Bab 4

20.4K 2K 174
                                    


It's gonna be worth it
Cause that's what love is
I'll keep searching for my kind of perfect
David Archuleta - My Kind of Perfect

***

Saras

Di salah satu malam di mana salah satu di antara aku dan Gita sedang suntuk, kami biasa menginap di apartemen salah satu dari kami dan mengobrol sampai pagi tiba. We talk about anyone, anything. Sampai mata kami terpejam dengan sendirinya, barulah percakapan malam itu bisa diakhiri.

Malam itu, giliran Gita datang ke apartemenku. Malam itu baru tiga minggu setelah pernikahannya, tapi dasar bocah sinting satu itu, dia malah kabur dari suaminya dan curhat panjang-lebar kepadaku tentang bagaimana depresinya dia dalam menjalani pernikahannya.

"Gue nggak tahu, deh, apa yang ada dipikiran mama sama papa waktu mereka mau nikahin gue sama si Danang." Begini tipe-tipe kalimat Gita dulu tiap kali dia mulai tidak terima terhadap takdirnya. Mungkin aku sudah ratusan kali mendengar kalimat yang seperti ini.

"Udah lah, Git. Lo syukurin aja, lagi." Aku berusaha bijak. "Toh Danang juga baik banget sama elo. Seenggaknya laki lo itu worth it lah, kalau dibandingin sama si Andre dulu."

Gita menatapku, kesal karena aku ak kunjung mengerti dengan apa yang ia rasakan. Aku memang tidak pernah mengalami apa yang ia rasakan, sih. Dan semoga saja tidak akan pernah.

"Danang emang baik banget sama gue, Ras...," katanya lirih. "Makanya gue jadi merasa bersalah sama dia. Gue nggak bisa ngasih apa yang dia inginkan dari gue."

Aku melotot. "Have you..."

Tahu apa yang ingin aku tanyakan, Gita menggeleng. Membuat aku lebih terkejut lagi.

"Serius lo?"

Gita mengangguk. "You won't do that with someone you don't love, Ras."
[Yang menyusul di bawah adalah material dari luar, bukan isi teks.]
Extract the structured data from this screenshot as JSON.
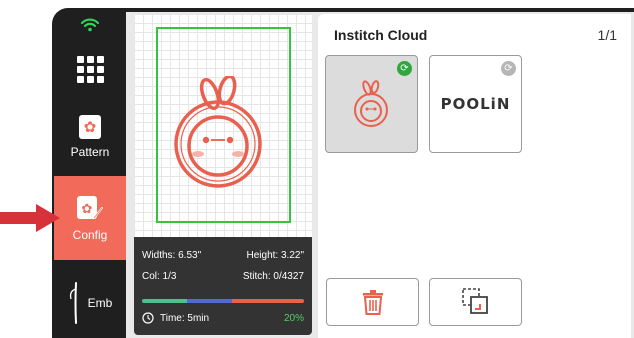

Aku mengangguk-angguk. Bagaimanapun aku mencoba untuk mengerti, aku tetap tidak bisa. Aku tidak pernah berada di posisi Gita: menikah dengan orang yang tidak kucintai dan membuatku harus memutuskan cowok yang sudah 3 tahun berpacaran denganku. Astaga, aku baru sadar kisah percintaan Gita sudah seperti tema di film-film romansa kesukaanku.

Akhirnya, demi membuyarkan kesunyian yang tidak mengenakkan, aku memutuskan untuk memutar lagu milik David Archuleta yang berjudul My Kind Of Perfect. Ketika David sampai pada lirik I'll keep searching for my kind of perfect, Gita tiba-tiba menyeletuk: "So, what's your kind of perfect, Ras?"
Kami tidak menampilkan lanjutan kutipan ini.